Elle has since told me I'm being an a*s and has asked me not to contact her until I apologize. AITA for telling my stepmom she can't use the baby name I chose?
Huge_Researcher7679 said:
YTA (You're the As*hole). Your reason for using the name isn’t any more important than Elle’s reason. You don’t own a name. And there absolutely can be two “Elizabeths,' especially if you give them different nicknames.
See every Irish family that has five Johns with various nicknames. Don’t tank your relationship your relationship with your father over something as trivial as this.
nifty1997777 said:
ESH (Everyone Sucks Here), OP the most though. Her Dad told her that she will have to change her baby's name too since his daughter will be born first.

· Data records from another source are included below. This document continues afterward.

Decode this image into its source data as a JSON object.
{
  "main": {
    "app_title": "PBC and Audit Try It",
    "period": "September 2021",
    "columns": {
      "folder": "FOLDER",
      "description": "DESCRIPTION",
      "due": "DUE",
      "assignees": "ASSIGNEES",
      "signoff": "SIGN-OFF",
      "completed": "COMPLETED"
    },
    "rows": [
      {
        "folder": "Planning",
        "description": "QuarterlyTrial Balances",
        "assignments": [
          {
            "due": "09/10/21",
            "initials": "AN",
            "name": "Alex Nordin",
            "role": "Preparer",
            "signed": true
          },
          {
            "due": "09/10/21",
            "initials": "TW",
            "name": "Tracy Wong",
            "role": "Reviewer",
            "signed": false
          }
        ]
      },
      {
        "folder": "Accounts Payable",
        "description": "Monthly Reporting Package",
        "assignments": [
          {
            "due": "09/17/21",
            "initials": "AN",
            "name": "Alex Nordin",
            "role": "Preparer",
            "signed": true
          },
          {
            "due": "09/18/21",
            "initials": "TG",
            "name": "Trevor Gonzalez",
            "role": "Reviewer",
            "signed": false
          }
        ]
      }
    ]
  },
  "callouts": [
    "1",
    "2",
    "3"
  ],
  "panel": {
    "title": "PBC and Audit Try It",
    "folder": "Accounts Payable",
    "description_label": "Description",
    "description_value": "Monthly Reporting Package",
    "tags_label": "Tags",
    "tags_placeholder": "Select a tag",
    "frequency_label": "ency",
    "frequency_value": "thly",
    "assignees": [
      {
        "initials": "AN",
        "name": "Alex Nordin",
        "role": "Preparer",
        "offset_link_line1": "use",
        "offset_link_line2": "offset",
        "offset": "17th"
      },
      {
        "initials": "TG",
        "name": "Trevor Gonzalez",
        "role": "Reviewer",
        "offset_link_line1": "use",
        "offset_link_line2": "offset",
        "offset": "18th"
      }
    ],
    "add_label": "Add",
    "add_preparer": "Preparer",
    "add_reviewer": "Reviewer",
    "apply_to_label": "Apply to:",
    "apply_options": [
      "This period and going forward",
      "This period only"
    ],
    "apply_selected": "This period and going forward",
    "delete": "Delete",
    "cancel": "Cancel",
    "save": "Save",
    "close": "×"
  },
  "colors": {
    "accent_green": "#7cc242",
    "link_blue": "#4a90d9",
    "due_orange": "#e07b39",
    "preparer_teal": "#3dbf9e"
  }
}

Now he may not have said anything if OP hadn't brought it up.
thewhiterosequeen said:
I understand you're upset, but YTA for telling her she can't use it. You can ask and mention your concerns, but telling someone they can't do something they obviously don't need your permission for wasn't ever going to do anything.
Swirlyflurry said:
YTA. You don’t own the name. All of these posts about someone “stealing” or “using” a name that someone else chose or wanted or thought of first or even already named their kid - get over it.
tan_sandoval said:
YTA. You don't own the name, this name is just as significant to your step mom as it is to you, and it's not like she copied you: she didn't even know you were going to use the same name.

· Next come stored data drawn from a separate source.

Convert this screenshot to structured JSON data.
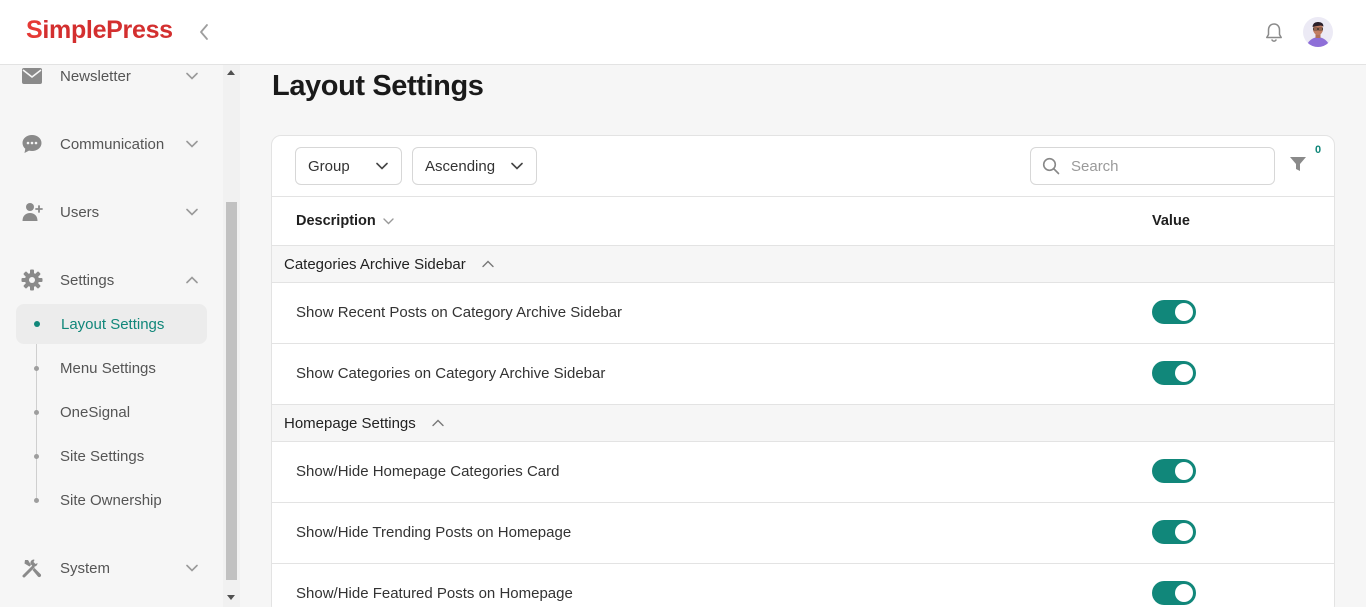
{
  "app": {
    "logo_first": "S",
    "logo_rest": "imple",
    "logo_second": "Press"
  },
  "sidebar": {
    "items": [
      {
        "label": "Newsletter",
        "icon": "envelope-icon"
      },
      {
        "label": "Communication",
        "icon": "chat-bubble-icon"
      },
      {
        "label": "Users",
        "icon": "user-plus-icon"
      },
      {
        "label": "Settings",
        "icon": "gear-icon"
      },
      {
        "label": "System",
        "icon": "tools-icon"
      }
    ],
    "settings_sub": [
      {
        "label": "Layout Settings",
        "active": true
      },
      {
        "label": "Menu Settings"
      },
      {
        "label": "OneSignal"
      },
      {
        "label": "Site Settings"
      },
      {
        "label": "Site Ownership"
      }
    ]
  },
  "page": {
    "title": "Layout Settings"
  },
  "toolbar": {
    "group_select": "Group",
    "order_select": "Ascending",
    "search_placeholder": "Search",
    "filter_count": "0"
  },
  "table": {
    "col_description": "Description",
    "col_value": "Value",
    "groups": [
      {
        "label": "Categories Archive Sidebar",
        "rows": [
          {
            "label": "Show Recent Posts on Category Archive Sidebar",
            "value": true
          },
          {
            "label": "Show Categories on Category Archive Sidebar",
            "value": true
          }
        ]
      },
      {
        "label": "Homepage Settings",
        "rows": [
          {
            "label": "Show/Hide Homepage Categories Card",
            "value": true
          },
          {
            "label": "Show/Hide Trending Posts on Homepage",
            "value": true
          },
          {
            "label": "Show/Hide Featured Posts on Homepage",
            "value": true
          }
        ]
      }
    ]
  },
  "colors": {
    "accent": "#11877a",
    "brand_red": "#d32f2f"
  }
}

Plus, there are like a million different nicknames for Elizabeth. You know which one they are going to use for their daughter, so just pick a different family nickname for your daughter and there will be no confusion. Probably, the girls will get a kick out of both being Elizabeths. Kids often bond over that.
ariesgal11 said:
Sorry but YTA. It’s not like she stole the idea from you. You didn’t speak up and mention it sooner so she didn’t know. She has every right to name her child something that honors important people to her just as much as you do.
The girls can go by different nick names maybe? I’m sure both of them won’t actually be called Elizabeth on the daily.
ThingsWithString said:
YTA. Speaking as an Elizabeth, there are zillions of us out there. They're so common that my mother-in-law and I not only had the exact same married name, but the exact same nickname. (Worked out fine; turns out that only my FIL first-named both of us.)
You shouldn't gatekeep any name, but gatekeeping Elizabeth is beyond ridiculous. She's going to meet hundreds of them in her life; that's the price you pay for a common name.
Everyone agreed unanimously here that this expecting mom is 100% in the wrong for thinking she owns a very popular name. Clearly her stepmom also has an emotional attachment to the name and has every right to name her baby whatever she wants to. Good luck, everyone (and cheers to the two future Elizabeths).